One more example will show Ezra to be the most important editor of the Old Testament. At the end of Deuteronomy we find some remarks concerning the death of Moses. “So Moses the servant of the Lord died there in the land of Moab but no man knows of his sepulchre unto this day” (Deuteronomy 34:5–6).
It is hardly possible for Moses to have recorded his own death and then, in some curious prophecy, tell later people that his burial place was unknown “unto this day.” These are clearly editorial remarks added by Ezra at the final canonization, proof that the editor could be none other than Ezra is found in Deuteronomy 34:10. “And there arose not a prophet since in Israel like unto Moses, whom the Lord knew face to face.” It was promised in Deuteronomy 18:15–19 that there would arise a major prophet like unto Moses in power and authority. That prophet was to be so great that his words would be like those of Moses.
But of all the prophets who preceded Ezra, not one of them was the lawgiver (like Moses) or the maker of the New Covenant with Israel as a new Moses. So Ezra was informing his readers in his time through this editorial comment that none of the earlier prophets (such as Isaiah, Jeremiah or Ezekiel) was the prophet ordained to be like Moses. Ezra, the compiler of the Hebrew Bible, directed the Jewish people in the 5th century B.C.E. to look forward to a future time for the coming of the great prophet. The Jewish people in the time of Jesus were doing just that (John 6:14 and 7:40), and Christians came to believe that the prophet was Christ.
It should be remembered that even after Ezra’s death, some later members of the Great Assembly (the authorized supreme religious court of the nation) carried the genealogical tables of important priestly families down to the time of Alexander the Great. 7
In conclusion, let us notice some books which are mentioned in the Old Testament but are not found in the pages of our Bible.
Do these “lost books” belong in the sacred canon of the Old Testament? They do not. Ezra in the Book of Chronicles referred to the last seven of these ten books, and it was he who was responsible for canonizing the complete Old Testament. He mentioned these historical documents to support the truth of what he wrote in the Book of Chronicles, but he did not include any of them as a part of divine scripture. Had he wanted them in the canon, he could easily have placed one or all of them within the divine collection. He did not.

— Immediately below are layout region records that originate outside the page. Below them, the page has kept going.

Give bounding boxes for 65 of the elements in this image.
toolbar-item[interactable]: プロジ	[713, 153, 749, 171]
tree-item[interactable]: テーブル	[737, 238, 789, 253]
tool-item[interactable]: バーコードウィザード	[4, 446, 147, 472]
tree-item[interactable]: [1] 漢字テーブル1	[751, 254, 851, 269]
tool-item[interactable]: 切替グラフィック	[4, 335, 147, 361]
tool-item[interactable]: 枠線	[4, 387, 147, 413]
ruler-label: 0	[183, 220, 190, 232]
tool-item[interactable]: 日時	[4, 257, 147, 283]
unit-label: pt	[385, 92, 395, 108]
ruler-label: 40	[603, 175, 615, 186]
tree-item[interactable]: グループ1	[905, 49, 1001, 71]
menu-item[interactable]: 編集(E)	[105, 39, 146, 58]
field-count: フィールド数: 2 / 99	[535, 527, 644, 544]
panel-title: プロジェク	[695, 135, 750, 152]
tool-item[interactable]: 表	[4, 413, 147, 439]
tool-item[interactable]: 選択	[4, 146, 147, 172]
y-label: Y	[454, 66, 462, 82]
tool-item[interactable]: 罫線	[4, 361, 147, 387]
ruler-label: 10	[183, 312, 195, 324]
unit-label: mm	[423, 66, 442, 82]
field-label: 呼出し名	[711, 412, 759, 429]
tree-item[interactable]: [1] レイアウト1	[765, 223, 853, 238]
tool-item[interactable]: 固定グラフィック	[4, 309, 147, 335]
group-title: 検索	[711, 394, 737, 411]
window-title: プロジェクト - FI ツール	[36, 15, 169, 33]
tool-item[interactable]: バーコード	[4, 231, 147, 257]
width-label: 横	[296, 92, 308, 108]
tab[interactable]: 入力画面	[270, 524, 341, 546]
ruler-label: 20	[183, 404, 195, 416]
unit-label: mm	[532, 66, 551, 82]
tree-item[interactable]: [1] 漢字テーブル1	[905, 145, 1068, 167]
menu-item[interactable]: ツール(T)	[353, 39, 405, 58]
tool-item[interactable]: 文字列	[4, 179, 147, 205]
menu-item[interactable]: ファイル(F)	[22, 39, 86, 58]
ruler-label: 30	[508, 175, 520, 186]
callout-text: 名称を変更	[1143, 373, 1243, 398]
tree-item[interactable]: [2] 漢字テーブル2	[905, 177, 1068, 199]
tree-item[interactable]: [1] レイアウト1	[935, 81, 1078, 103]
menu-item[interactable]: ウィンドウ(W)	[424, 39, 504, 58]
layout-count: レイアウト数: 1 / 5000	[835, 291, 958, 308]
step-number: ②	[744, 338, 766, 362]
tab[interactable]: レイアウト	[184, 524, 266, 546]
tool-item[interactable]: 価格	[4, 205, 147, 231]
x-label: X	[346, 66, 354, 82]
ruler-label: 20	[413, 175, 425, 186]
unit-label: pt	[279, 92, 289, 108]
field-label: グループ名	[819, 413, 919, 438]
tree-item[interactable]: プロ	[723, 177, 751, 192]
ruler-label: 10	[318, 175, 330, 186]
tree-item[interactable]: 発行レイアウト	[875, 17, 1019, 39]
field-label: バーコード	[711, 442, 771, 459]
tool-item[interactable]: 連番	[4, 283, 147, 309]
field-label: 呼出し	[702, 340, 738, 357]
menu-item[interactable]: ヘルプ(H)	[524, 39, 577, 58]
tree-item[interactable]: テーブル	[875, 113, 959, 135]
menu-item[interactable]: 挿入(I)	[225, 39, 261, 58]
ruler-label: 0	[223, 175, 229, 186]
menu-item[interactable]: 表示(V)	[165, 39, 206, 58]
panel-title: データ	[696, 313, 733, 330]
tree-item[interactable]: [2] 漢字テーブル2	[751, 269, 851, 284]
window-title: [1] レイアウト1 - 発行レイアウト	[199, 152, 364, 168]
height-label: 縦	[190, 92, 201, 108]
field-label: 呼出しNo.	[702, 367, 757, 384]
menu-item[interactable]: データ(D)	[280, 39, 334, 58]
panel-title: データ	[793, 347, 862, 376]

These were simple books of history that contained truthful records of the past (much like First Maccabees in the Apocrypha), but Ezra did not accord them with divine status. This is significant. If Ezra did not reckon them as canonical, neither should anyone else who respects the office of Ezra and the Great Assembly. This is the case with all other books mentioned in the Old Testament and not found within the present biblical canon.
1 See both Josephus, Antiquities, X.78 and Babylonian Talmud, Baba Bathra, 15a, at www.come-and-hear.com/bababathra/bababathra_15.html.
2 For more information on this important matter, see Appendix One. This, again, shows an authorization of scripture by Jeremiah.
3 Jeremiah was a priest and his father (Jeremiah 1:1, and 2 Kings chapters 22–23; 2 Chronicles chapters 34–35). Jeremiah was granted favor with Nebuchednezzar (Jeremiah 39:11–12) and the command was given for the captain of the Babylonian army to give to Jeremiah anything he wanted. It is reasonable to presume that preservation of the Temple writings would have been of greatest importance to Jeremiah. DWS
4 See “Daniel,” in Lange’s Commentary, vol. 13 (New York: Scribner, 1877), pp. 59, 61.
5 A.F. Kirkpatrick, The First Book of Samuel, vol. IX, Cambridge Bible for Schools and Colleges (Cambridge: Cambridge University Press, 1891), p. 112.
6 Samuel R. Driver, A Critical and Exegetical Commentary on Deuteronomy, 3rd ed. International Critical Commentary (Edinburgh: T. and T. Clark, 1895), p. 213.
7 Nehemiah 12:11, 22; Josephus, Antiquities of the Jews XI.7,2 ¶302.